From the late 1400s through the late 1600s, the Spanish controlled the island of Hispanola, the site of modern-day Haiti and the Dominican Republic. French pirates began to inhabit the western side of Hispanola, also called Santo Domingo in Spanish or Saint-Domingue in French. In 1697 the Treaty of Ryswick led to Spain’s ceding of the western third of the island to the French.
Hundreds of thousands of slaves, imported from Africa, were used for sugar cane production on the island by the mid-1700s. Slaves outnumbered white Europeans and free Blacks by more than 8 to 1. Tens of thousands of slaves were imported each year for sugar, indigo, and coffee production, and the harsh conditions killed nearly as many slaves each year as were imported. By 1770 Saint-Domingue, which would become Haiti in 1804 after a slave revolt and political and social revolution, was a well-established French cash crop colony.
Haiti Earthquake of 1770
Saint-Domingue had experienced a serious earthquake in 1751 and again in 1770. According to Jean Vogt in the article “A glimpse at the historical seismology of the West Indies”, “Widespread cracking and liquefaction occurred in 1751 and 1770 in the wide Cul-de-Sac plain of Southern Haiti,” and this liquefaction, in which layers of sediment in the earth’s crust shift and form a liquid-like substance that causes buildings, piers, and other structures to shift and break, was present in the 2010 Haiti earthquake as well.
Seismic Activity, Tectonic Plates, Fault Line and Tsunamis
Seismic activity in the region is common, with a large fault line running within 100 km of Port-au-Prince.
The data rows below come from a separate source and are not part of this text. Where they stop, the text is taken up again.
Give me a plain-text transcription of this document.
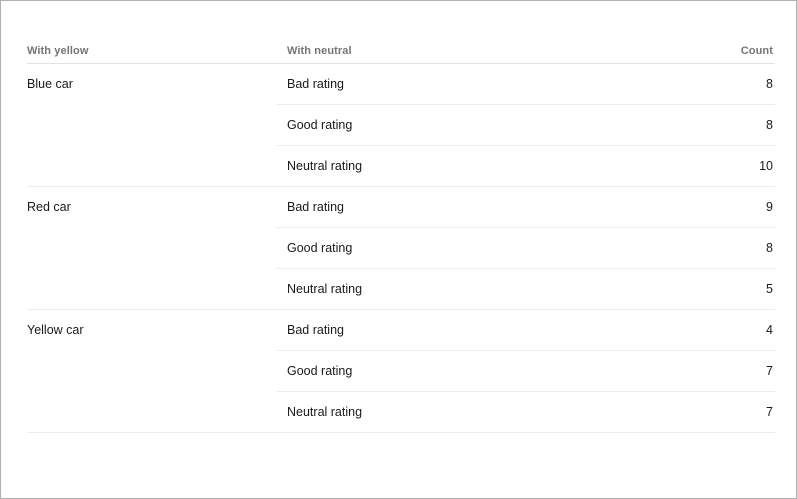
With yellow	With neutral	Count
Blue car	Bad rating	8
	Good rating	8
	Neutral rating	10
Red car	Bad rating	9
	Good rating	8
	Neutral rating	5
Yellow car	Bad rating	4
	Good rating	7
	Neutral rating	7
The shift in tectonic plates that came with liquefaction has also produced a record of known Haiti earthquakes stretching back to the late 1600s, and many quakes on record triggered tsunamis. The 1770 event caused a tsunami that hit Haiti, spreading water 7.2 km inland.
Saint-Dominique and Port-au-Prince Destroyed
As J. Scherer notes in his often-cited 1912 article, “Great earthquakes in the island of Haiti,” 200 deaths were recorded in the 1770 earthquake as buildings flattened in Port-au-Prince. The relatively low death toll was attributed to a rumbling sound that preceded the Haiti earthquake, allowing people to leave buildings before shifts occurred.
Saint-Domingue experienced widespread social unrest and political devolution following the quake. While the actual natural disaster killed relatively few people initially, in the aftermath more than 30,000 died from famine and food poisoning. Thousands of slaves escaped in the disorder after the 1770 quake, setting the stage for future revolts and eventual revolution in the early 19th century when Saint-Domingue became Haiti, the first independent nation controlled by former slaves.